“Hey, fading ‘fluker’!”
Yes, that was Sylvestre, my all-too-familiar village homeboy, shouting from across the street. He was now dodging his way through traffic to join me.
For info, ‘fluker’ in our school days referred to a cunning student who could evade hawk-eyed guards to gate-crash dances, films, cafeterias, etc.
But Sylvestre was panting out his ‘news’ even before greetings: “Me, I need not lead the fluking life of your youth. Guess the function I was invited to, last December!”
I tried to interrupt after we’d settled down I a ‘watering hole’ but he cut me short: “Easy does it, old home-chap. All in good time.”

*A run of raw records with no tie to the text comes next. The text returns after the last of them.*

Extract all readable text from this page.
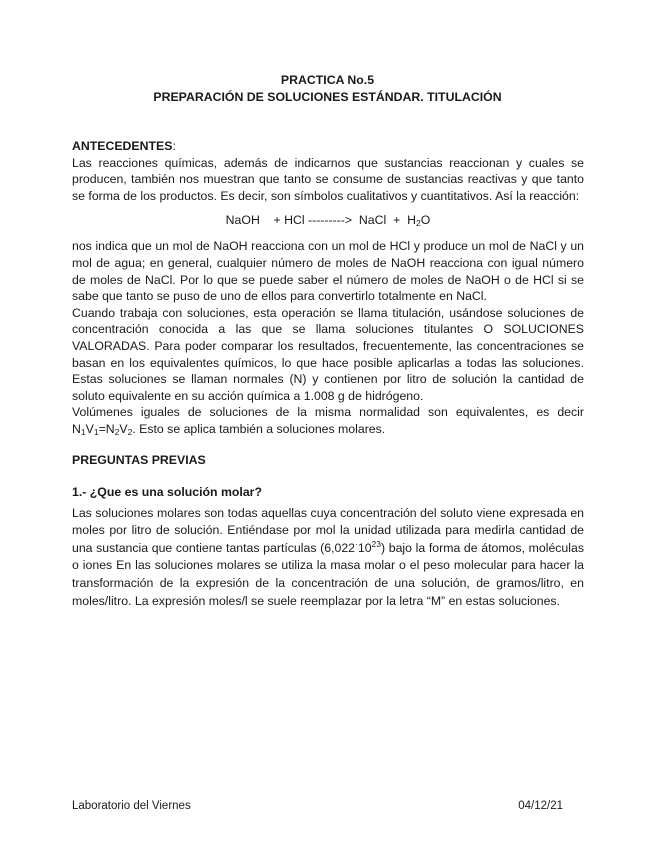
PRACTICA No.5
PREPARACIÓN DE SOLUCIONES ESTÁNDAR. TITULACIÓN
ANTECEDENTES:

Las reacciones químicas, además de indicarnos que sustancias reaccionan y cuales se producen, también nos muestran que tanto se consume de sustancias reactivas y que tanto se forma de los productos. Es decir, son símbolos cualitativos y cuantitativos. Así la reacción:

NaOH + HCl ---------> NaCl + $H_2O$

nos indica que un mol de NaOH reacciona con un mol de HCl y produce un mol de NaCl y un mol de agua; en general, cualquier número de moles de NaOH reacciona con igual número de moles de NaCl. Por lo que se puede saber el número de moles de NaOH o de HCl si se sabe que tanto se puso de uno de ellos para convertirlo totalmente en NaCl.

Cuando trabaja con soluciones, esta operación se llama titulación, usándose soluciones de concentración conocida a las que se llama soluciones titulantes O SOLUCIONES VALORADAS. Para poder comparar los resultados, frecuentemente, las concentraciones se basan en los equivalentes químicos, lo que hace posible aplicarlas a todas las soluciones. Estas soluciones se llaman normales (N) y contienen por litro de solución la cantidad de soluto equivalente en su acción química a 1.008 g de hidrógeno.

Volúmenes iguales de soluciones de la misma normalidad son equivalentes, es decir $N_1V_1=N_2V_2$. Esto se aplica también a soluciones molares.

PREGUNTAS PREVIAS
1.- ¿Que es una solución molar?

Las soluciones molares son todas aquellas cuya concentración del soluto viene expresada en moles por litro de solución. Entiéndase por mol la unidad utilizada para medirla cantidad de una sustancia que contiene tantas partículas $(6,022^\cdot 10^{23})$ bajo la forma de átomos, moléculas o iones En las soluciones molares se utiliza la masa molar o el peso molecular para hacer la transformación de la expresión de la concentración de una solución, de gramos/litro, en moles/litro. La expresión moles/l se suele reemplazar por la letra “M” en estas soluciones.

Laboratorio del Viernes	04/12/21
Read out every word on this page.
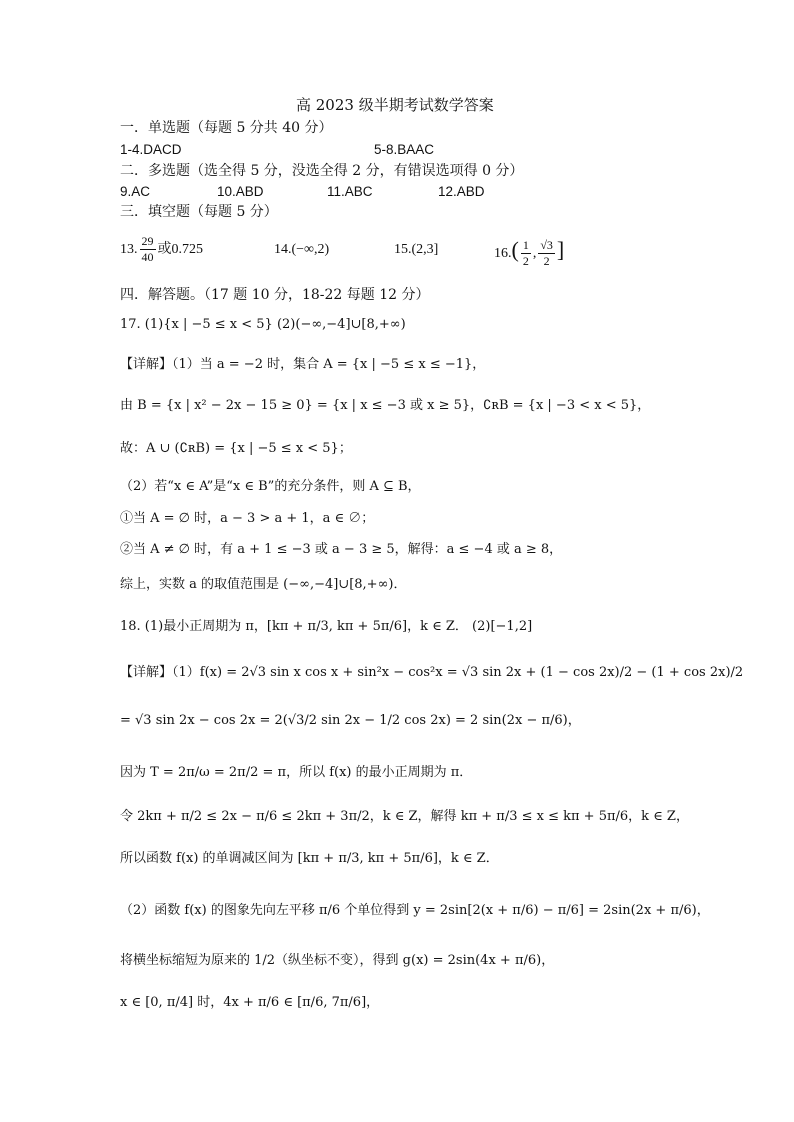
高 2023 级半期考试数学答案
一．单选题（每题 5 分共 40 分）
1-4.DACD	5-8.BAAC
二．多选题（选全得 5 分，没选全得 2 分，有错误选项得 0 分）
9.AC	10.ABD	11.ABC	12.ABD
三．填空题（每题 5 分）
13. $\frac{29}{40}$ 或0.725	14.(−∞,2)	15.(2,3]	$16.( \frac{1}{2}$ , $\frac{√3}{2}$ ]
四．解答题。（17 题 10 分，18-22 每题 12 分）
17. (1){x | −5 ≤ x < 5} (2)(−∞,−4]∪[8,+∞)
【详解】（1）当 a = −2 时，集合 A = {x | −5 ≤ x ≤ −1}，
由 B = {x | x² − 2x − 15 ≥ 0} = {x | x ≤ −3 或 x ≥ 5}，∁ʀB = {x | −3 < x < 5}，
故：A ∪ (∁ʀB) = {x | −5 ≤ x < 5}；
（2）若“x ∈ A”是“x ∈ B”的充分条件，则 A ⊆ B，
①当 A = ∅ 时，a − 3 > a + 1，a ∈ ∅；
②当 A ≠ ∅ 时，有 a + 1 ≤ −3 或 a − 3 ≥ 5，解得：a ≤ −4 或 a ≥ 8，
综上，实数 a 的取值范围是 (−∞,−4]∪[8,+∞)．
18. (1)最小正周期为 π，[kπ + π/3, kπ + 5π/6]，k ∈ Z． (2)[−1,2]
【详解】（1）f(x) = 2√3 sin x cos x + sin²x − cos²x = √3 sin 2x + (1 − cos 2x)/2 − (1 + cos 2x)/2
= √3 sin 2x − cos 2x = 2(√3/2 sin 2x − 1/2 cos 2x) = 2 sin(2x − π/6)，
因为 T = 2π/ω = 2π/2 = π，所以 f(x) 的最小正周期为 π．
令 2kπ + π/2 ≤ 2x − π/6 ≤ 2kπ + 3π/2，k ∈ Z，解得 kπ + π/3 ≤ x ≤ kπ + 5π/6，k ∈ Z，
所以函数 f(x) 的单调减区间为 [kπ + π/3, kπ + 5π/6]，k ∈ Z．
（2）函数 f(x) 的图象先向左平移 π/6 个单位得到 y = 2sin[2(x + π/6) − π/6] = 2sin(2x + π/6)，
将横坐标缩短为原来的 1/2（纵坐标不变），得到 g(x) = 2sin(4x + π/6)，
x ∈ [0, π/4] 时，4x + π/6 ∈ [π/6, 7π/6]，
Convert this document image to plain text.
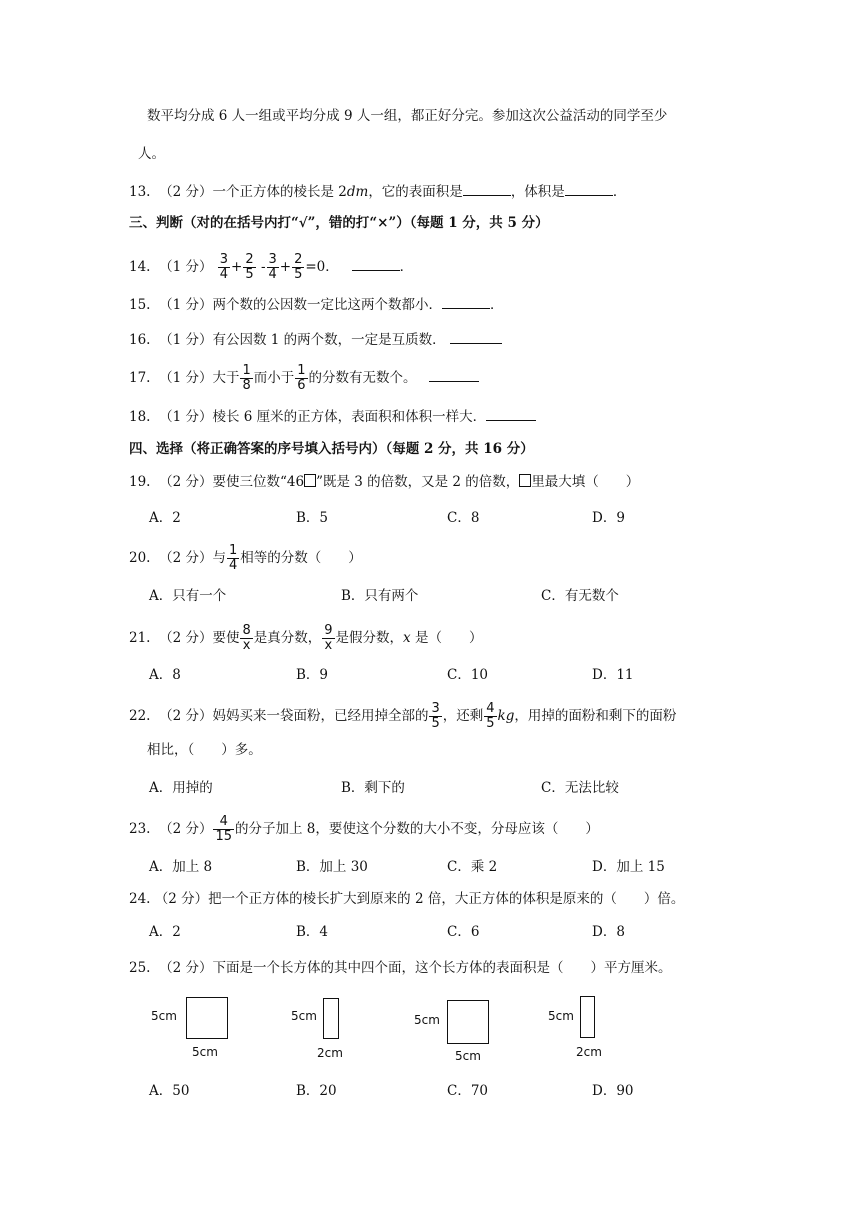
数平均分成 6 人一组或平均分成 9 人一组，都正好分完。参加这次公益活动的同学至少
人。
13. （2 分）一个正方体的棱长是 2dm，它的表面积是	，体积是	．
三、判断（对的在括号内打“√”，错的打“×”）（每题 1 分，共 5 分）
14. （1 分） $\frac{3}{4} + \frac{2}{5} - \frac{3}{4} + \frac{2}{5} =0$．	．
15. （1 分）两个数的公因数一定比这两个数都小．	．
16. （1 分）有公因数 1 的两个数，一定是互质数．
17. （1 分）大于 $\frac{1}{8}$ 而小于 $\frac{1}{6}$ 的分数有无数个。
18. （1 分）棱长 6 厘米的正方体，表面积和体积一样大．
四、选择（将正确答案的序号填入括号内）（每题 2 分，共 16 分）
19. （2 分）要使三位数“46 ”既是 3 的倍数，又是 2 的倍数， 里最大填（　　）
A．2	B．5	C．8	D．9
20. （2 分）与 $\frac{1}{4}$ 相等的分数（　　）
A．只有一个	B．只有两个	C．有无数个
21. （2 分）要使 $\frac{8}{x}$ 是真分数， $\frac{9}{x}$ 是假分数，x 是（　　）
A．8	B．9	C．10	D．11
22. （2 分）妈妈买来一袋面粉，已经用掉全部的 $\frac{3}{5}$ ，还剩 $\frac{4}{5}$ kg，用掉的面粉和剩下的面粉
相比，（　　）多。
A．用掉的	B．剩下的	C．无法比较
23. （2 分） $\frac{4}{15}$ 的分子加上 8，要使这个分数的大小不变，分母应该（　　）
A．加上 8	B．加上 30	C．乘 2	D．加上 15
24. （2 分）把一个正方体的棱长扩大到原来的 2 倍，大正方体的体积是原来的（　　）倍。
A．2	B．4	C．6	D．8
25. （2 分）下面是一个长方体的其中四个面，这个长方体的表面积是（　　）平方厘米。
5cm
5cm
5cm
2cm
5cm
5cm
5cm
2cm
A．50	B．20	C．70	D．90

Only he didn’t allow that “good time” to elapse! “I was a guest of our Head of State!” he said self-importantly and paused for effect, adjusting imaginary lapels of an imaginary coat. “At the ‘gusaba no gukwa’ ceremonies for the first family’s daughter.”
The Rwandan cultural rite of “gusaba”’ should translate as “to ask the clan for their daughter’s hand in marriage”. That of “gukwa” as “to pay bride price” is a misnomer since it involves the ceremonial offer of a single cow, for instance. So, rather, it’s a symbol to bond two families/clans.
But Sylvestre was still going on: Mind you, the cow was strictly one; nothing showy as often happens elsewhere. Everything was so simple that I’d have been disappointed but for one thing.
Where I expected to see the ‘Who is Who’ of this land, the spacious but ordinary tent was peopled with a motley gathering of mostly humble folk who’d never made it in the national news media. Regular clan elders took pride of place at the two high tables, facing each other.
Where was my host family?
Then the “but for one thing” happened. President Kagame rose from an indistinguishable table amongst “abasangwa”, hosts: family, friends and citizens like me who’d asked for an invite.
Talking of which, let anyone dare digitalise our Thursday visits to our President’s office. It’ll be us against them; we want physical access, period!
Anyway, the ceremony. He went around to shake the hand of every single “musangwa” on ‘his clan’s side’, asking after everyone at every table and how their Christmas festivities had gone. Then he settled back to listen out the verbal sparring of the elders at the high tables, as is customary.
By then, though, I was lost in thought. Shaking every papa’s, mama’s, youth’s hand? That courtesy, I’d never seen any parent demonstrate.
This humble, soft-spoken being, can he say “No” to anything? Isn’t he susceptible to manipulation?
I must’ve been thinking aloud because a dark, lanky, elderly neighbour muffled his burst of laughter, in respect to the occasion.
You think like many before you, said ‘Lanky’ in low tones. In O’level (S1 – 4) we used to live in hallowed awe of A’level (S5&6) students. I was in S4 but could do their every biddings: run to buy their cigarette, pick a piece of hot cinder from the kitchen to light it, anything.
When our host was in S1, continued Lanky, a soft-spoken, frail-looking and very obedient youth then, such an A’level student asked him to bring a cinder to light his cigarette. The youth softly but firmly said: “Sir, on such vices, I draw a line. I’m afraid, no!”
We were all dumbfounded. None uttered a word!
Yet only recently, you should’ve heard how President Kagame showered that S6 student, now an aging, shuffling man, with praises for being fiercely protective of young refugee students.
Not that our said youth wasn’t organising to do exactly the same, at that tender age. It’s a trait that has followed President Kagame to this date: organising Rwandans to regain their dignity and going beyond to the region and the continent and try and do likewise.
Lanky went on: rejecting to change his name, unlike many refugee youths. Organising to reject wrong rules of that same school; to refuse perpetual life in exile; reject bowing to a neighbour’s patronising pressures to be master of our liberation struggle and sovereignty of liberated Rwanda; reject Romeo Dalaire’s pleas to abandon the liberation struggle; or being cowed by French authorities’ threats even as they held him captive in their country, on and on.
Much later, Lanky said, I remember a guest of then-Vice-President Kagame commenting in an aside: “He doesn’t look like a General at all!”
The guest was thinking of the improbably successful liberation struggle the General had led and just concluded.
At this point I forgot about Sylvestre and his Lanky to wonder, on my part: leave alone that guest, we as Rwandans did we ever think that the General could metamorphose into a statesman-diplomat of undeniable repute?
So much so that he can be ‘held captive’ in Switzerland by world leaders till the last minute, take a late flight to reach home, freshen up for a minute and take the road to northern Rwanda, to open a ground-breaking university. All in one breath, like only a seasoned military can.
Wole Soyinka was right, in response to proclamations of black-empowerment Négritude by the likes of Sédar Senghor: “A tiger does not proclaim his Tigritude, he pounces.”
So is it with heroes. They act.
The views expressed in this article are of the author.